Ivy’s response came out a near growl that made Rabbit prick his ears where he sat just behind them in the cabin. “You try and I’ll beat you.”
“You’re becoming very violent, Ivy.” Vasic rubbed his hand over the roughness of his head. Edgard had had to shave off his hair to get to the tendrils fused to his brain. Those tendrils were still there, would remain till the day he died, but the surgery had rendered them permanently inert.
Grabbing his hand, Ivy pressed her lips to the back of it. “It’s growing back,” she said, smile lines bracketing her mouth. “I never knew you were so vain.”
He was used to being teased by his Ivy now. “I think you want to be teleported into the middle of a swamp.”
A heavy-browed scowl. “Try it and see who’s sorry.”
Pulling his hand from her grasp, he wrapped his arm around her to tuck her close. “I may have lost an arm,” he said, “but it’s the stubble on my head that reminds me of how close I came to death. Perhaps because when I feel it or see it, I can’t help but imagine Samuel Rain digging around in there with manic glee.”
Ivy snorted with laughter before slapping him on the chest. “He saved your life, you ungrateful wretch!”

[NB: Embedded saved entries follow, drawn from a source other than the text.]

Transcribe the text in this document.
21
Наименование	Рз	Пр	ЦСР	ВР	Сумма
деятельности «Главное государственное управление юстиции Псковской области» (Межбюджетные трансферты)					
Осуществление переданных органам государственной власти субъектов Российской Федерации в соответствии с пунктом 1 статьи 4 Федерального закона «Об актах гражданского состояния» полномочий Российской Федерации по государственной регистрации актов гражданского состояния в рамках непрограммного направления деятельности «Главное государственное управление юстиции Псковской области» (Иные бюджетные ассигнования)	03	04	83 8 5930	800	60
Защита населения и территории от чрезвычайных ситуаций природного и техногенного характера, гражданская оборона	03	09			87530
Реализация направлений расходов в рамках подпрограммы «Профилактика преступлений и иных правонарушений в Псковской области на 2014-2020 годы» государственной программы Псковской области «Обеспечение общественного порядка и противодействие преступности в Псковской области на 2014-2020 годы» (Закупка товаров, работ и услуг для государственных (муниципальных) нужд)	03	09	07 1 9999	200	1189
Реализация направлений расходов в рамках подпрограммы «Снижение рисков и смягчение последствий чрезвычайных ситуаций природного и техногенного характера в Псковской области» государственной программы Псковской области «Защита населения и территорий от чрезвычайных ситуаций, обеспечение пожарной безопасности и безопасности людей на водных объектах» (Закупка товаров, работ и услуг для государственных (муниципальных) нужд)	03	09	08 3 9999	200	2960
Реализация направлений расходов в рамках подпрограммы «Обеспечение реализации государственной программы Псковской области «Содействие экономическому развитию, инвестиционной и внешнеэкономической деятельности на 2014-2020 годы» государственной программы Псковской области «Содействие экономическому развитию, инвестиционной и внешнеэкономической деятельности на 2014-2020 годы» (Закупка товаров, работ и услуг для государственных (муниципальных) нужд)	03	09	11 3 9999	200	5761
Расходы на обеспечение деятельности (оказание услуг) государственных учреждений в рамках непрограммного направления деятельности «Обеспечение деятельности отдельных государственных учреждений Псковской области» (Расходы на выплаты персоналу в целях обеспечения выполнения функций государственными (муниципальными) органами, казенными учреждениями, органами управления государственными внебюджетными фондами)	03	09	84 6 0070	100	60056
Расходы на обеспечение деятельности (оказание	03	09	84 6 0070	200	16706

He loved watching Ivy laugh, could do it forever. “Rain will make certain I don’t forget his genius.” In truth, Vasic would never be able to repay either Rain, Edgard, or the two nurses. Whether the four knew it or not, they now had the support of an entire squad of Arrows. “But even Rain agrees a biological replacement is off the table.”
“Hmm.” Ivy tapped her lower lip. “Mechanical?”
“Problematic. My wiring was rerouted in strange ways.” The entire surgical team had been surprised at some of what they’d discovered. “I could get a cosmetic arm, but it wouldn’t be functional.”